着替えも済ませて客間へ行くと、母親と吾郎が向かい合って座っている。二人は軽い世間話をするくらいには打ち解けていた。
「お待たせしてすみません」
「あぁ、緑里ちゃん。お母さんとは、報酬とか大人の事情が絡むことを先に話させて貰ったよ」
母親の隣に座ると「気にしなくていいからね」と耳打ちをされた。その息がまだ少し湿った髪にあたり、こそばゆく感じる。
「私はお茶をご用意してきますね」
母親が緑里と交代するように席を外す。吾郎は「お言葉に甘えて」と軽い会釈で見送った。

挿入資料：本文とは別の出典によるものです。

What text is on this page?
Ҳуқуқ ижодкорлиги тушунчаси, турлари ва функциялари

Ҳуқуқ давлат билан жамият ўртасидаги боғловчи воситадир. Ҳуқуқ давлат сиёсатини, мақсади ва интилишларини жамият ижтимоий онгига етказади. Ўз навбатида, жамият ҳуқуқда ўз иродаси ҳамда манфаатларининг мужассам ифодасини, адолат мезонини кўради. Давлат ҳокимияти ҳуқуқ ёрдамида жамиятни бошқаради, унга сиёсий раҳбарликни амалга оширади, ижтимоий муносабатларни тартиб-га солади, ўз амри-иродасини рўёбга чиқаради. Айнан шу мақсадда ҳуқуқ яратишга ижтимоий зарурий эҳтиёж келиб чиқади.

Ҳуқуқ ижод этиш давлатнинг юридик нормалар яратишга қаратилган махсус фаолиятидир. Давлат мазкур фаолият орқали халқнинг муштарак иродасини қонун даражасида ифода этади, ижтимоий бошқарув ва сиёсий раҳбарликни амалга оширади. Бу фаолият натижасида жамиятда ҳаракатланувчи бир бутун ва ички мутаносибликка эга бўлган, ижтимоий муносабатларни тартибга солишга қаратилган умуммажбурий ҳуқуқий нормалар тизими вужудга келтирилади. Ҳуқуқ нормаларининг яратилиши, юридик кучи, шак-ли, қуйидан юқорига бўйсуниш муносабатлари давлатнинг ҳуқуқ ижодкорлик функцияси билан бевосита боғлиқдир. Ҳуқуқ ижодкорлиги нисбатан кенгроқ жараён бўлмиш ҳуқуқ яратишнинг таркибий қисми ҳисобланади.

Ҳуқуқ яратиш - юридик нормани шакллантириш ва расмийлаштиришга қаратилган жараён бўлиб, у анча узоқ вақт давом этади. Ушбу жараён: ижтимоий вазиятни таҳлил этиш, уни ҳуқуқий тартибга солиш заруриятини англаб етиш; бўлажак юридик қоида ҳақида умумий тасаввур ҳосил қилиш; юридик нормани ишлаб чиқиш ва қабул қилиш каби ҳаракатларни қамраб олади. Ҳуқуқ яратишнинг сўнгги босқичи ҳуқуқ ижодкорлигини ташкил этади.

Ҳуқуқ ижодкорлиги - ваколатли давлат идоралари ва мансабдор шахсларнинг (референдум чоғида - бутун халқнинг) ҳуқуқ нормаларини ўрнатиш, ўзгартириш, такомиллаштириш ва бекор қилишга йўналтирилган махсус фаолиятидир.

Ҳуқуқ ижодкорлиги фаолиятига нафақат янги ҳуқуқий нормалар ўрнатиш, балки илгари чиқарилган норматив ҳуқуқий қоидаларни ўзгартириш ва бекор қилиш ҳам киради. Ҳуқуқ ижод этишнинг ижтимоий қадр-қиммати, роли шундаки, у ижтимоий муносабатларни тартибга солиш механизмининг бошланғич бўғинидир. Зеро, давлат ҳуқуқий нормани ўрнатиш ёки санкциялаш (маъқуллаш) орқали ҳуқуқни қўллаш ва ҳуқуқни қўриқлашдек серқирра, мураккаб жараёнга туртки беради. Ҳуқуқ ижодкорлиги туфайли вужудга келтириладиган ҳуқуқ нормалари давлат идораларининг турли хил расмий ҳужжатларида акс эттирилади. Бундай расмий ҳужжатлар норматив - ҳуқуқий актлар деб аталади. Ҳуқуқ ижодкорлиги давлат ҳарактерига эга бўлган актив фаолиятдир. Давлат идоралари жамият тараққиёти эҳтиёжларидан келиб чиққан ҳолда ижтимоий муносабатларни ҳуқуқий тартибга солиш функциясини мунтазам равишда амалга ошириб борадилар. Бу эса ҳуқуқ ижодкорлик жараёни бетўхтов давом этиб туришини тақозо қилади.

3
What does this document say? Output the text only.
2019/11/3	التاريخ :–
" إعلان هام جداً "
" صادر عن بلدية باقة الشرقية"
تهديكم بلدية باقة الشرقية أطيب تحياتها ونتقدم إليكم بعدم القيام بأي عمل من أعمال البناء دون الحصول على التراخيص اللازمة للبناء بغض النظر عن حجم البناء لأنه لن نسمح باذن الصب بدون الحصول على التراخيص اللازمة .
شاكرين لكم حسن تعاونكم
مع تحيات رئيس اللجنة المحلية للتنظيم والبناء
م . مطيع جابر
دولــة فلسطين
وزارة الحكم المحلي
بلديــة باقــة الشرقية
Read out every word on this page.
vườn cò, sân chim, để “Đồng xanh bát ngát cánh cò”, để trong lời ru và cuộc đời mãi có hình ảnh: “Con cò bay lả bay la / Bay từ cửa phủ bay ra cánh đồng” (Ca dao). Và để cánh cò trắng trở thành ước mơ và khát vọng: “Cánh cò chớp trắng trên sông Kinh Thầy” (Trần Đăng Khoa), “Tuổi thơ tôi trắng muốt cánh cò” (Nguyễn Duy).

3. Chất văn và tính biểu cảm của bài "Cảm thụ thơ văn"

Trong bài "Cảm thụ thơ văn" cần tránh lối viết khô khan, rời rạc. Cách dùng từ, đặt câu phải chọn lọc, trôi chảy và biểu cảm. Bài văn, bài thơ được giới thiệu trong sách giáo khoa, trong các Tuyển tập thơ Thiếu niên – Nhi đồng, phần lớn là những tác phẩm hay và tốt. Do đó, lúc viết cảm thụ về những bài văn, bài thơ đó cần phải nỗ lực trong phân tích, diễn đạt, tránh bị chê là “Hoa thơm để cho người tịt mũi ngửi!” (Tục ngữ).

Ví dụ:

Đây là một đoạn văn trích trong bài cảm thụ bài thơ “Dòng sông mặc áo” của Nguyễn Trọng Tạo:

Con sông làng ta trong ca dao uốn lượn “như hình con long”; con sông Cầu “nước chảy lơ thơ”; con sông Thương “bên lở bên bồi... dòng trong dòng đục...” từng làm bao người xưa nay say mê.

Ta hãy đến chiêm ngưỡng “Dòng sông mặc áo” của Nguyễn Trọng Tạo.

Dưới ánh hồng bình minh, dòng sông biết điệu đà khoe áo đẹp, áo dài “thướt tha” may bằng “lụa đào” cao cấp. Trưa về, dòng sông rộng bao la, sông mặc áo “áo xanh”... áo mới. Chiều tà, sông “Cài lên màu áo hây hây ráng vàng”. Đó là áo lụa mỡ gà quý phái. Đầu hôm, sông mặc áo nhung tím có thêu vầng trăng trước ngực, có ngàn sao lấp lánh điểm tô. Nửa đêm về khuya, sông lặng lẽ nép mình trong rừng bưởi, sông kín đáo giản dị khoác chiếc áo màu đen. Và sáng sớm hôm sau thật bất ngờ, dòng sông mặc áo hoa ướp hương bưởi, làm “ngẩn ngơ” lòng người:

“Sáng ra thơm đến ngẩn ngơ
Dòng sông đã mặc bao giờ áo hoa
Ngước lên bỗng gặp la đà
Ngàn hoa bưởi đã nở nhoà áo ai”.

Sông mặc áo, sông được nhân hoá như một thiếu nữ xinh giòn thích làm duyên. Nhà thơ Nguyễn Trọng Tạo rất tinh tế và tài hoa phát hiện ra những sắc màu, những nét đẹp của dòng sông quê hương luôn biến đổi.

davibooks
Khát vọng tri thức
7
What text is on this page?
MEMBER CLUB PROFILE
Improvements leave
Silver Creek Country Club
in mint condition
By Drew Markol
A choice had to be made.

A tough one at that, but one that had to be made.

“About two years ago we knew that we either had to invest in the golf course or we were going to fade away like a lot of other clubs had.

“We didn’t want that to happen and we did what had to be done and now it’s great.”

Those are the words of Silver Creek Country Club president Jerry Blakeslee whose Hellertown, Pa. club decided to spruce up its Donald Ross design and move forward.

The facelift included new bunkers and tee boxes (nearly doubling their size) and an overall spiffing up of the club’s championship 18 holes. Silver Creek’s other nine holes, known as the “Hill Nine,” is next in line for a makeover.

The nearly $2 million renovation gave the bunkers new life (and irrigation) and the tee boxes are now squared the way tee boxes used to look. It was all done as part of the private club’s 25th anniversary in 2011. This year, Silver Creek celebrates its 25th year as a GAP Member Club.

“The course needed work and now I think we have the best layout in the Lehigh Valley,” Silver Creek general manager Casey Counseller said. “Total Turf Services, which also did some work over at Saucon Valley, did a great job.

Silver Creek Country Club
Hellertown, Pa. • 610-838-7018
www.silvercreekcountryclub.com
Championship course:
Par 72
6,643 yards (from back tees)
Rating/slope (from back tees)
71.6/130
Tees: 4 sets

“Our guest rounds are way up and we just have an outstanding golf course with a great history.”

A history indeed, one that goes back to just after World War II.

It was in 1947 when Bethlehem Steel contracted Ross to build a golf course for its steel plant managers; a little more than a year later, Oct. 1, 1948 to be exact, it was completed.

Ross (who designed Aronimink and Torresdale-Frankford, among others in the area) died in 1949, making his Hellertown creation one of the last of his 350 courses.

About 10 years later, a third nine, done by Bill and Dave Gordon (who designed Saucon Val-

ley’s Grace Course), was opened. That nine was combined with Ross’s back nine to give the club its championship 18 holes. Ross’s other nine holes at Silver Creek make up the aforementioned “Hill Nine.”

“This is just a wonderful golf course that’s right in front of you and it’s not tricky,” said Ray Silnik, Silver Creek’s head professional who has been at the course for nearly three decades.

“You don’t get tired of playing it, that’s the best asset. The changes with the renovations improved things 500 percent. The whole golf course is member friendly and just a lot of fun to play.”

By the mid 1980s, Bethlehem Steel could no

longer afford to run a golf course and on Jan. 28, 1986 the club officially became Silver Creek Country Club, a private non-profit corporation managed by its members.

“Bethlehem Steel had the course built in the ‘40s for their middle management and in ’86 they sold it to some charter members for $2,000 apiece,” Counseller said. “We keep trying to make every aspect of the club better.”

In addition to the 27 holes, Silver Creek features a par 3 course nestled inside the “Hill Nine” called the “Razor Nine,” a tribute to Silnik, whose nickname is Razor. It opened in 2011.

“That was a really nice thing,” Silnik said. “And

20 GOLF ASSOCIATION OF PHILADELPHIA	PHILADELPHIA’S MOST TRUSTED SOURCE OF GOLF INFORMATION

部屋に二人になり、空気を変えるように吾郎が切り出した。
「さて。お母さんから少し聞いたけど、改めて確認させてね。依頼したいのは、脱走した家猫のクロちゃんの捜索って事でいいかな?」
「はい。けど、クロじゃなくてクロウです。ウ、が付きます」
ウ、と吾郎が口をすぼめた。手元に広げた手帳に、修正の線を走らせる。
「もう亡くなった祖父がつけてくれた名前なんです。祖父は源義経が好きで、源九郎義経からとってクロウ。だから響きは似ていても大切なんです」
「なるほど。クロウちゃん、ね」
緑里は今までになく、どこか遠い表情をした。今は亡き祖父に思いを馳せているのだろう。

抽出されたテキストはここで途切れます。